The macro average of accuracy, precision, recall, and F1-score are:
Accuracy | 0.7373 |
Precision | 0.75 |
Recall | 0.74 |
F1-score | 0.74 |
The resulting confusion matrix for the multinomial logistic regression model is shown below.
Final Model
I found that the performance of the Multinomial Logistic Regression Model in this dataset is not very well. I hypothesized that the reason the logistic regression model did not perform well on this dataset is that the decision boundary for the logistic regression model must be linear, but this dataset, because the three recipes would overlap in some feature space and couldn’t be separated linearly, therefore a linear decision boundary that did not do a good job of dividing the three types of recipes into three regions.

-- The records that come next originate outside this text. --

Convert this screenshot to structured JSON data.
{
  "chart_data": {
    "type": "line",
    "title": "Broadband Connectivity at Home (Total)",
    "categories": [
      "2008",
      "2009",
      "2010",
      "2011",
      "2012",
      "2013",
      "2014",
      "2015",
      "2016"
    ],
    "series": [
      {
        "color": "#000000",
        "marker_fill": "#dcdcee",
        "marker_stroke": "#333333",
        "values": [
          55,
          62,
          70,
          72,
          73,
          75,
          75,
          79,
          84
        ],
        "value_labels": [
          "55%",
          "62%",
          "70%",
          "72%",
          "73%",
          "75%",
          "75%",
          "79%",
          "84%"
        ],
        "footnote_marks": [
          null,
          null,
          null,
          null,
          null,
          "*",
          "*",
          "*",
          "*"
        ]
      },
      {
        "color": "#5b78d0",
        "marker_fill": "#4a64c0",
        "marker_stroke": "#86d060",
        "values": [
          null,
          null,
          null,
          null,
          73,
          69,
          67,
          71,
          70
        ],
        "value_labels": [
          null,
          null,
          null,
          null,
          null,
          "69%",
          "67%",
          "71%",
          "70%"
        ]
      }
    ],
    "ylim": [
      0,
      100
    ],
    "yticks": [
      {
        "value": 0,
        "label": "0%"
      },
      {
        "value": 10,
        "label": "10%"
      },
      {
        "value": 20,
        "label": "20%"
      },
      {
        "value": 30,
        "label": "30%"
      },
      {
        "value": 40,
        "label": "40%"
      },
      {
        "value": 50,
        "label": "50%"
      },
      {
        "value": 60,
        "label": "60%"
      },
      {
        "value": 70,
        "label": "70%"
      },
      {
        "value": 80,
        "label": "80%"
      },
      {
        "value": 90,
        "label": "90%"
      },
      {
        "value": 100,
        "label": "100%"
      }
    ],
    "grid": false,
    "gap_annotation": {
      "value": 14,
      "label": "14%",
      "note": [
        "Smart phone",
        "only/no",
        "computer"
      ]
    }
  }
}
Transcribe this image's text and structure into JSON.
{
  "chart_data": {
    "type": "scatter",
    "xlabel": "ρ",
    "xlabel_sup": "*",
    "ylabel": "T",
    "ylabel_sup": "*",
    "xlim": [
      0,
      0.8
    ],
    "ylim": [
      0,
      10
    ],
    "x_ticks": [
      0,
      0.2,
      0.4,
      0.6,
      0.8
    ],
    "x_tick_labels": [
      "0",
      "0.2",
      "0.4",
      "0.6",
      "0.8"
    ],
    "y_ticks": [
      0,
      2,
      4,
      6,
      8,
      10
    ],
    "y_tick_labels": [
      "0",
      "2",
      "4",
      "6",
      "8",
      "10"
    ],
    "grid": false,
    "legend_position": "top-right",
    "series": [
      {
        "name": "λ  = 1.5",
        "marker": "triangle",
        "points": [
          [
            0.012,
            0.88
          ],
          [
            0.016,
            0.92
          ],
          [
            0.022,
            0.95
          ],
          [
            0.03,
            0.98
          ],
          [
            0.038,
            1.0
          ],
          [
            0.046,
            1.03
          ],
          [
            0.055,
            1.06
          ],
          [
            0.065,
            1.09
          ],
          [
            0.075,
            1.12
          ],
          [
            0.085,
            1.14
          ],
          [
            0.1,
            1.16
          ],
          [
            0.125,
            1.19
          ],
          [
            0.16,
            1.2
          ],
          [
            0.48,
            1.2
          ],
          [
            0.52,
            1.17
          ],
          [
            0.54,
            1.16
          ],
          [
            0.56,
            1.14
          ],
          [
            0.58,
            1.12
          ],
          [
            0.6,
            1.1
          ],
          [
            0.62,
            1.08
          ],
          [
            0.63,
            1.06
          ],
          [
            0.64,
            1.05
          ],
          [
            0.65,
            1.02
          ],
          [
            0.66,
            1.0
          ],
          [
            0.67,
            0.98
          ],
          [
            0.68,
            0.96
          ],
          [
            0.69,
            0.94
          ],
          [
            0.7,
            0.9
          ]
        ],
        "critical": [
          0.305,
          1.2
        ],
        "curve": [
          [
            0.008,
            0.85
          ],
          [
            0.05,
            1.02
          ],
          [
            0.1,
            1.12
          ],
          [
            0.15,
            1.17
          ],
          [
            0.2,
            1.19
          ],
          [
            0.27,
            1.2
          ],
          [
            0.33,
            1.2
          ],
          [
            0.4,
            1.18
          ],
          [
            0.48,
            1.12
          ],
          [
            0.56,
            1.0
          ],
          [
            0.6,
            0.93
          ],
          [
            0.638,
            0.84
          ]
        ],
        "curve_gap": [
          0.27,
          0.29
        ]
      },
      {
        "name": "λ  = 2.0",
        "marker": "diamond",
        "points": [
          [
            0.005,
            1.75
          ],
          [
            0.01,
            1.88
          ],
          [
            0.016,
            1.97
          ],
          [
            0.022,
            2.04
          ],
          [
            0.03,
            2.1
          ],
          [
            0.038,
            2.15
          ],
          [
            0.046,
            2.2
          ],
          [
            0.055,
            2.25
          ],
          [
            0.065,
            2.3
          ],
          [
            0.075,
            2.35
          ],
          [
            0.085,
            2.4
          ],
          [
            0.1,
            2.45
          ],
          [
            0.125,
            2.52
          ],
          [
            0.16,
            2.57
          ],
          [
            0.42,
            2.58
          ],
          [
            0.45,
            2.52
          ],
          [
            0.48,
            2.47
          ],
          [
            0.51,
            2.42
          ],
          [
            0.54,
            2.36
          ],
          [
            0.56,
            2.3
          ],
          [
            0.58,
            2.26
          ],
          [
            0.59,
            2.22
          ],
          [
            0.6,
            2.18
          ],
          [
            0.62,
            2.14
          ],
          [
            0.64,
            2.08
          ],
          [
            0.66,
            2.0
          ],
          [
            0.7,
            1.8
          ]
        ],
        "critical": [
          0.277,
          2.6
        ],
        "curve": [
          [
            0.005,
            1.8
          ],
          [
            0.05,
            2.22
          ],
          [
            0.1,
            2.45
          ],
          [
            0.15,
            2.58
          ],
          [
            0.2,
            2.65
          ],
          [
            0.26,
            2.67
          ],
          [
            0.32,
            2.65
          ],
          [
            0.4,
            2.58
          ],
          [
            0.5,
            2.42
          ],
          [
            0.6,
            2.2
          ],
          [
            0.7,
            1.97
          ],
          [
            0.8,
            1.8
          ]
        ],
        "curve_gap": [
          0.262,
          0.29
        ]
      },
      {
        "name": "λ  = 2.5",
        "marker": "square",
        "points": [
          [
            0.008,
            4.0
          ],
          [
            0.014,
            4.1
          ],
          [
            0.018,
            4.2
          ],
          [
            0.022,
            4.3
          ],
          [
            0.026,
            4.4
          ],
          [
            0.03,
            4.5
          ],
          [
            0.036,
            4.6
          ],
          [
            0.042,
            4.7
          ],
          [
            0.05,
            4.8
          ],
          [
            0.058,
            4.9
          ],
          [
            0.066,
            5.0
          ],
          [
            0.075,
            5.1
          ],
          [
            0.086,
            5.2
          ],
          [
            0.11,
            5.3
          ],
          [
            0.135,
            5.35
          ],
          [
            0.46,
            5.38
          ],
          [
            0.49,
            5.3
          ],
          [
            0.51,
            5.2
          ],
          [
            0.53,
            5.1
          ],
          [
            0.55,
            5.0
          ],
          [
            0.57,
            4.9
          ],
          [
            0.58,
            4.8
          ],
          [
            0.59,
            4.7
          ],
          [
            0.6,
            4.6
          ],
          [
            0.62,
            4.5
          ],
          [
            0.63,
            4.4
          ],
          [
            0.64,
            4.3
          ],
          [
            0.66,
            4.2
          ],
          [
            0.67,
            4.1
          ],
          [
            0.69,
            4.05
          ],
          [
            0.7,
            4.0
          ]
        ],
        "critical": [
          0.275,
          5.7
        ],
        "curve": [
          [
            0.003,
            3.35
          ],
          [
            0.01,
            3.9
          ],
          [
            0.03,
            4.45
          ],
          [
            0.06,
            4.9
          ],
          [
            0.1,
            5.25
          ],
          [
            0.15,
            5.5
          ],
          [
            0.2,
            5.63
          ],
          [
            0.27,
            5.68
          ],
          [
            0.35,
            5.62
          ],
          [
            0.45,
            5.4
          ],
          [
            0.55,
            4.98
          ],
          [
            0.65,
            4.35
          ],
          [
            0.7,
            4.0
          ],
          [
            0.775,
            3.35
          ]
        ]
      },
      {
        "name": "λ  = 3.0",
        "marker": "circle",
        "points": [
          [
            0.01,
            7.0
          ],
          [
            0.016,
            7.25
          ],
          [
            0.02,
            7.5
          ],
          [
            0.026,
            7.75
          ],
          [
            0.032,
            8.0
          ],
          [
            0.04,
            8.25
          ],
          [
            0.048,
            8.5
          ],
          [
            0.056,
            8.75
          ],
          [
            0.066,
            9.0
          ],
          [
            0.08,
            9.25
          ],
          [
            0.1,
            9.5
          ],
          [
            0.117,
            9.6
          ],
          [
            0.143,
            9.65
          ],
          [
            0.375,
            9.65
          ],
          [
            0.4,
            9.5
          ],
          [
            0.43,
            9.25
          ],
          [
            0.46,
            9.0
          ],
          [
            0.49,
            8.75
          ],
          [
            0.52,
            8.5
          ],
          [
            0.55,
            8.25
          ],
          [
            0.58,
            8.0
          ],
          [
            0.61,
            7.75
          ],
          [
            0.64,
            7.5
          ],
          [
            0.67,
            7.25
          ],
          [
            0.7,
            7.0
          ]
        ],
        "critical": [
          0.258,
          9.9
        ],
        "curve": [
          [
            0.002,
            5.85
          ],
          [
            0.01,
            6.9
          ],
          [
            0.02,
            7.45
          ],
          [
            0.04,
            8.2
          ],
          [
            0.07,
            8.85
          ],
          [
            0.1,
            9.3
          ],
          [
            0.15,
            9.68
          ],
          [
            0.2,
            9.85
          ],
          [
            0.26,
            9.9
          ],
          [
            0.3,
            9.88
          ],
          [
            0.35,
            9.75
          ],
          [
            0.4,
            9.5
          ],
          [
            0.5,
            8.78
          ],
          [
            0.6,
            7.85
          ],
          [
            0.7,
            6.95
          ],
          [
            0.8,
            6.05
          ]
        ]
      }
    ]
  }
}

After examining the characteristics of decision boundaries for Logistic Regression, K-NN, and RandomForst, and Exploring the distribution of the data, I finally chose to use the RandomForest Classification Model. This model can divided into different ‘rectangular-like’ modules, in my model, the decision boundaries are some cuboids as I have three features.
I made a new pipeline, using RandomForest Classifier, and then using Cross-Validation to determine four hyperparameters by finding the highest macro F1-score: max_depth
, min_samples_split
, criterion
, and n_estimators
.
The result of Cross-Validation is:
max_depth
: 18min_samples_split
: 10criterion
: ‘entropy’n_estimators
: 60
The macro average of accuracy, precision, recall, and F1-score are:
Accuracy | 0.9168 |
Precision | 0.92 |
Recall | 0.92 |
F1-score | 0.92 |
The resulting confusion matrix for the multinomial logistic regression model is shown below.
Compared to my baseline model, the overall performance improved from 75% to over 90%, which is a huge improvement.
RandomForest can divide the feature space into different ‘rectangular-like’ regions, so it is more flexible than Logistic Regression. I also used Cross-Validation to find the best hyperparameters of the RandomForest Classification Model, which also allowed my final model to perform better than the baseline model’s prediction.